倒産(支払不能)が目前に迫った状態で、特定の相手だけに借金を返す行為を**「偏頗(へんぱ)弁済」**と呼びます。破産手続きの絶対ルールである「債権者平等の原則」に反するため、後日、裁判所が選任する「破産管財人」によってその返済は法的に取り消され(否認権)、恩人は受け取ったお金を強制的に没収されます。

ぬか喜びさせた上に、法的な泥沼に引きずり込むのです。 さらに、経営者自身も「詐欺破産罪」に問われる可能性があり、自らの借金の帳消し(免責)すら認められなくなる最悪の結末を迎えます。

この破滅を防ぐ超実務的な鉄則は以下の2点です。

①【「支払不能」を悟ったら1円も動かさない】:万策尽きて弁護士に相談すると決めた瞬間から、どれだけ泣きつかれても特定の相手への支払いを完全にストップする。

【「えこひいき」の絶対禁止】:親族や恩人であっても、銀行や他の取引先と全く同じ「債権者の1人」として冷徹に法的手続きに乗せる。

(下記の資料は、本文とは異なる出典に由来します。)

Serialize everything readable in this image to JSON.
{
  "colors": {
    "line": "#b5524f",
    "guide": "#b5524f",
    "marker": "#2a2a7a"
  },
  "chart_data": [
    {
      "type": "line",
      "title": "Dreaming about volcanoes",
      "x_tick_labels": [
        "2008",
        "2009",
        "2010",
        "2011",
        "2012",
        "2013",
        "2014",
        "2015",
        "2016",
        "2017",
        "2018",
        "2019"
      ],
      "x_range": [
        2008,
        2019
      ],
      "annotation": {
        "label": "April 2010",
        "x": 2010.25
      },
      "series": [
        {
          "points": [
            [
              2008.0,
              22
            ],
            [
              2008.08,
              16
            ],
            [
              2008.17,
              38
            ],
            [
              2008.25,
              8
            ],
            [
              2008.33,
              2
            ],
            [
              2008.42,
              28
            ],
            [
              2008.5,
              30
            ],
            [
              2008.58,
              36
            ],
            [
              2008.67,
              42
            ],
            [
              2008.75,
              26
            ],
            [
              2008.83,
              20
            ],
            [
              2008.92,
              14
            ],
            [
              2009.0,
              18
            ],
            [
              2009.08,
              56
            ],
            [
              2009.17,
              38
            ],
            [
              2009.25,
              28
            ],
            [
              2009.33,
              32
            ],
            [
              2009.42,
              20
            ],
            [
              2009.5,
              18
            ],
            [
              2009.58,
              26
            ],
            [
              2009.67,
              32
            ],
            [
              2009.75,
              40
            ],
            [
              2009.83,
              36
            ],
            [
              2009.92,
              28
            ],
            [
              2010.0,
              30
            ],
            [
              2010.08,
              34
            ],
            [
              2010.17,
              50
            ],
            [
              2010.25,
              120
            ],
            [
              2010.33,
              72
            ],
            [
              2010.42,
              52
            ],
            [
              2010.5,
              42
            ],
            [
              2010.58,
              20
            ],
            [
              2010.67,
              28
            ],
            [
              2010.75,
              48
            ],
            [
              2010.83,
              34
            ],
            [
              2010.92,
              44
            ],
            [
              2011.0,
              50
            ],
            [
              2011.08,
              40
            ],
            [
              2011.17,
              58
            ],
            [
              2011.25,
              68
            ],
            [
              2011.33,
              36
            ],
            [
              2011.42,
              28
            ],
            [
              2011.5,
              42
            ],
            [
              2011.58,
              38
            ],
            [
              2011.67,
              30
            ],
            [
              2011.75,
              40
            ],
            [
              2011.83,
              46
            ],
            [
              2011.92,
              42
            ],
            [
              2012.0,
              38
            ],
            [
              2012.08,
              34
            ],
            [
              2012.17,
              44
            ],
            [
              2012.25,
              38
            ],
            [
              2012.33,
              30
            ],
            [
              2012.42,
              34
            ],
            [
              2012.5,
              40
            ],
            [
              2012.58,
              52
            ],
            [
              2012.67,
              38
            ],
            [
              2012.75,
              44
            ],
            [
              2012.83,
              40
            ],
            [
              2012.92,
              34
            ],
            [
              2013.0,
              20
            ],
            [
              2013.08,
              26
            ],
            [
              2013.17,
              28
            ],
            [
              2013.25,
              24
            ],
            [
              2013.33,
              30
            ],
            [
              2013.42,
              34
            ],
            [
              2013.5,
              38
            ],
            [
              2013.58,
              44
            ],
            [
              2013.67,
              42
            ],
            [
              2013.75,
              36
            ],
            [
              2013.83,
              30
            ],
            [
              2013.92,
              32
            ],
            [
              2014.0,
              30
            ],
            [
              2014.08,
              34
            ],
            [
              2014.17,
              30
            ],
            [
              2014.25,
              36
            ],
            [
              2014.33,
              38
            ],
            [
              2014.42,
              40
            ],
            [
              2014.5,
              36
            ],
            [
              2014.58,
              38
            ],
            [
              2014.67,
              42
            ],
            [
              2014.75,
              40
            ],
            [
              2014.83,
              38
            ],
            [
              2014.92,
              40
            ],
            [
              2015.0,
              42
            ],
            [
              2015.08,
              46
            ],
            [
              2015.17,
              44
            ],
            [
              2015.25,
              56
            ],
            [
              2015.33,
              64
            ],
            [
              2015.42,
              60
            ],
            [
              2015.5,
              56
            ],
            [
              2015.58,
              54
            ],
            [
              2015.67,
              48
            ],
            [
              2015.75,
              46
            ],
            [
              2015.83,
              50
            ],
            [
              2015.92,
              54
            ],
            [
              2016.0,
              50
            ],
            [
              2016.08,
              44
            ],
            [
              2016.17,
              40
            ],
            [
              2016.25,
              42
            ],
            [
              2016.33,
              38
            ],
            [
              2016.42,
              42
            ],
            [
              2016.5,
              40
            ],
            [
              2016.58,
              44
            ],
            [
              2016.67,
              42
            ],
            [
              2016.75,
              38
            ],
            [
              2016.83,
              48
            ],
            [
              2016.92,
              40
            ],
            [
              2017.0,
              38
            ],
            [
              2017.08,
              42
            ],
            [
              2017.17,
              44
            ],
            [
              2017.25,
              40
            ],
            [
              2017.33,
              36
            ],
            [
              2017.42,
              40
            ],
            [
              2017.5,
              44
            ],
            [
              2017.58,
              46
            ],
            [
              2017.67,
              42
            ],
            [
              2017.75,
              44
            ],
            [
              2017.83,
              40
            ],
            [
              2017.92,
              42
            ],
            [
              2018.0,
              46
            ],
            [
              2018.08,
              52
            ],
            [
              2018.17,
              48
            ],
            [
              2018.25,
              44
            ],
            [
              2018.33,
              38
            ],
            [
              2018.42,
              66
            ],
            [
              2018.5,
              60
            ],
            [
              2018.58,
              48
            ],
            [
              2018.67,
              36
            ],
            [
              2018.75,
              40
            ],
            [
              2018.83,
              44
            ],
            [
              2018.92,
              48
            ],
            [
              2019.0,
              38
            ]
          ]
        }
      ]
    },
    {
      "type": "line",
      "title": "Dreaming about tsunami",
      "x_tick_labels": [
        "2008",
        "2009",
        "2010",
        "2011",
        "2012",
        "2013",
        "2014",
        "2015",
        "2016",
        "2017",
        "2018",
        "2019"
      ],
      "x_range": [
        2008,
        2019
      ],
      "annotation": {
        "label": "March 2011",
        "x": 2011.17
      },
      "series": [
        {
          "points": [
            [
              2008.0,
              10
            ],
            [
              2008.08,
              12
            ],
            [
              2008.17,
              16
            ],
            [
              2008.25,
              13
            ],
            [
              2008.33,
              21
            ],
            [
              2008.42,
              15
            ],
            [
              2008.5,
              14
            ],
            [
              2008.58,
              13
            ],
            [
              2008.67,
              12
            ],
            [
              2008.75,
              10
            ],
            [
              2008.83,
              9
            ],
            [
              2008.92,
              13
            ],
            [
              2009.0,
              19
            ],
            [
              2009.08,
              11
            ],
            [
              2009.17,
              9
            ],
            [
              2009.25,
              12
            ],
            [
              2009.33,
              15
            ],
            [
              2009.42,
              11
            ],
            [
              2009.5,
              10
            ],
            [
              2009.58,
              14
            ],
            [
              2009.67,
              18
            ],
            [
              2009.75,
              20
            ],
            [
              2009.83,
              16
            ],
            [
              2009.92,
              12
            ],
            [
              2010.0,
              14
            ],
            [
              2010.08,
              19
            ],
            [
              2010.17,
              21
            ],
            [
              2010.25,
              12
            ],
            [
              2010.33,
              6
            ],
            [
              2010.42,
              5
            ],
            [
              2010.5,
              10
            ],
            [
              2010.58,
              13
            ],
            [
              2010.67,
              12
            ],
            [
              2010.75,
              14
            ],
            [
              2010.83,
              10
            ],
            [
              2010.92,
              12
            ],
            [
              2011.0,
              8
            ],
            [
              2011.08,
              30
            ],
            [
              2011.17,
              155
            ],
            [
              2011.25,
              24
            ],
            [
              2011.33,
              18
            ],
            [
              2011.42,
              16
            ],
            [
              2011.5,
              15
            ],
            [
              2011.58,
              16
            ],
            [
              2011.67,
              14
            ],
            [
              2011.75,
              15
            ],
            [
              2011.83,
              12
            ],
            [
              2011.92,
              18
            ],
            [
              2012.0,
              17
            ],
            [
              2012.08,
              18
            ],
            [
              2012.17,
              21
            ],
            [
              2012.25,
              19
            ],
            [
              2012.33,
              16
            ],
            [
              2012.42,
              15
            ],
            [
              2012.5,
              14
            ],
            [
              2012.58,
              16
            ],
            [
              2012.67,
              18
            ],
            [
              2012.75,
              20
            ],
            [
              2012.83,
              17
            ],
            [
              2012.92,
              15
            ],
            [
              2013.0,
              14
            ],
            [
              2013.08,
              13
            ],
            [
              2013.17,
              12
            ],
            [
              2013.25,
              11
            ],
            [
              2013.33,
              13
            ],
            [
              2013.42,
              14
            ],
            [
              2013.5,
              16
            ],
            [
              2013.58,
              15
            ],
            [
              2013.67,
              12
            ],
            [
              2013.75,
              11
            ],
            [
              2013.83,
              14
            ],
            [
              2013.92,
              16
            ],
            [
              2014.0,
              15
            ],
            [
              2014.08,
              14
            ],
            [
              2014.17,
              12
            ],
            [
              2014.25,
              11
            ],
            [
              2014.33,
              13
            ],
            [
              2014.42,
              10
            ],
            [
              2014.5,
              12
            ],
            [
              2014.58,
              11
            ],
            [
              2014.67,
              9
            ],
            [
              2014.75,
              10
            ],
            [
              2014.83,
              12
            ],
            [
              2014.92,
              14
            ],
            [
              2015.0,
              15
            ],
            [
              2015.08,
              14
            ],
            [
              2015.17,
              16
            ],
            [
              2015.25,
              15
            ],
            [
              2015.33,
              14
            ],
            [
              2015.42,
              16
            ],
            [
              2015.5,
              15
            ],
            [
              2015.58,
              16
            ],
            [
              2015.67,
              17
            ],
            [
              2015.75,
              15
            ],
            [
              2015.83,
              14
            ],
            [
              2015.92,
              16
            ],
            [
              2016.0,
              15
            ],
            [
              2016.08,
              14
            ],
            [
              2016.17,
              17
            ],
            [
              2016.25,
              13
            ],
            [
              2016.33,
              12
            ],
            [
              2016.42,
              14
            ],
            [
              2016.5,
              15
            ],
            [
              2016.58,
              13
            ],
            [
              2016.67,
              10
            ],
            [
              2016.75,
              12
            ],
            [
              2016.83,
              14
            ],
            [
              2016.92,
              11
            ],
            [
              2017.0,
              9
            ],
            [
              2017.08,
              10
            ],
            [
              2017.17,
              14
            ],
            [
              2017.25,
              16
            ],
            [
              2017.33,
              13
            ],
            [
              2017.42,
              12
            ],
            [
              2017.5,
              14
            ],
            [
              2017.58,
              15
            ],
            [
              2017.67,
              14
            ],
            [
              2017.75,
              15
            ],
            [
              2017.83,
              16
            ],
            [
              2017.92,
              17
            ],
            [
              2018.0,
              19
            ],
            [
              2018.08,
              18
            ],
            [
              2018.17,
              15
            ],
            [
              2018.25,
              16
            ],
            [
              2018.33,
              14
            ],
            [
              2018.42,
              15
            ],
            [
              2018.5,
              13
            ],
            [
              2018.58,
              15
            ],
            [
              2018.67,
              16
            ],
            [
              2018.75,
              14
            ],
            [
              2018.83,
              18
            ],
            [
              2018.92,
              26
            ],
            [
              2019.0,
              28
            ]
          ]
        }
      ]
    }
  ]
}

経営者の「個人的な義理」で法律は曲げられません。恩人に特別扱いをしないことこそが、倒産時における真の誠意なのです。

倒産直前の「絶対NG行動4選」

経営者がやりがちなNG行動破産法上の最悪のペナルティ絶対防衛ライン
① 偏頗(へんぱ)弁済
「恩のある取引先や親族からの借金だけは、全額返してあげたい」
【管財人による「否認(取り消し・没収)」】
特定の債権者だけを優遇する「債権者平等の原則」違反です。後から管財人が恩人の元へ行き、「不当に受け取った金を全額返せ」と強制没収します。恩人をぬか喜びさせた上に法的トラブルに巻き込みます。
【「1円」も動かさない(支払いストップ)】
倒産を決断し弁護士に依頼した瞬間(受任通知の発送)から、どんなに泣きつかれても、怒鳴られても、特定の相手への支払いは完全にストップし、すべてを弁護士に預けてください。
② 財産隠匿(名義変更)
「せめて妻や子供の生活を守るため、会社の現金や車を家族名義に移しておこう」
【「免責不許可」と「詐欺破産罪」】
管財人の調査能力を舐めてはいけません。直前の名義変更は100%バレます。悪質な財産隠しとみなされ、社長自身の借金がチャラにならない(免責不許可)ばかりか、最悪「詐欺破産罪」で逮捕されます。
【「裸」で法的手続きに乗る覚悟】
会社の資産も社長個人の資産(自宅など)も、すべて管財人に明け渡すのが破産のルールです。「自由財産」として手元に残せる現金(最大99万円)以外は、一切の小細工をせず、正直に申告してください。
③ 廉価処分(投げ売り)
「当面の現金を作るため、会社の在庫や機材をブローカーにタダ同然で売ってしまおう」
【不当な財産流出(否認の対象)】
本来、債権者に配当されるべき会社の資産価値を不当に下げる行為です。買い取った業者に対して管財人が「適正価格との差額を払え(または品物を返せ)」と訴訟を起こす事態になります。
【「勝手な現金化」の絶対禁止】
在庫や機材の売却は、適正な市場価格でなければなりません。倒産直前の焦った投げ売りは「債権者の利益を害する行為」になります。処分する前に必ず弁護士に相談し、適正な評価額の記録を残してください。
④ 詐欺的借入・買掛
「もう返せないと分かっているが、最後に銀行から限界まで借り、商品をツケで仕入れよう」
【「詐欺罪」での刑事告訴リスク】
支払う意思も能力もないのに、相手を騙して金や商品を引っ張る行為です。破産手続き以前の問題として、警察が動く「詐欺事件」に発展し、会社どころか経営者自身の人生が完全に終わります。
【「支払不能」を悟ったら即座に白旗を】
「あと100万円あれば今月を乗り切れる」という悪魔の囁きに負けてはいけません。返せないと分かった時点で、それ以上の被害を他社に広げない(直ちに営業を停止する)ことこそが、経営者の最後の責任です。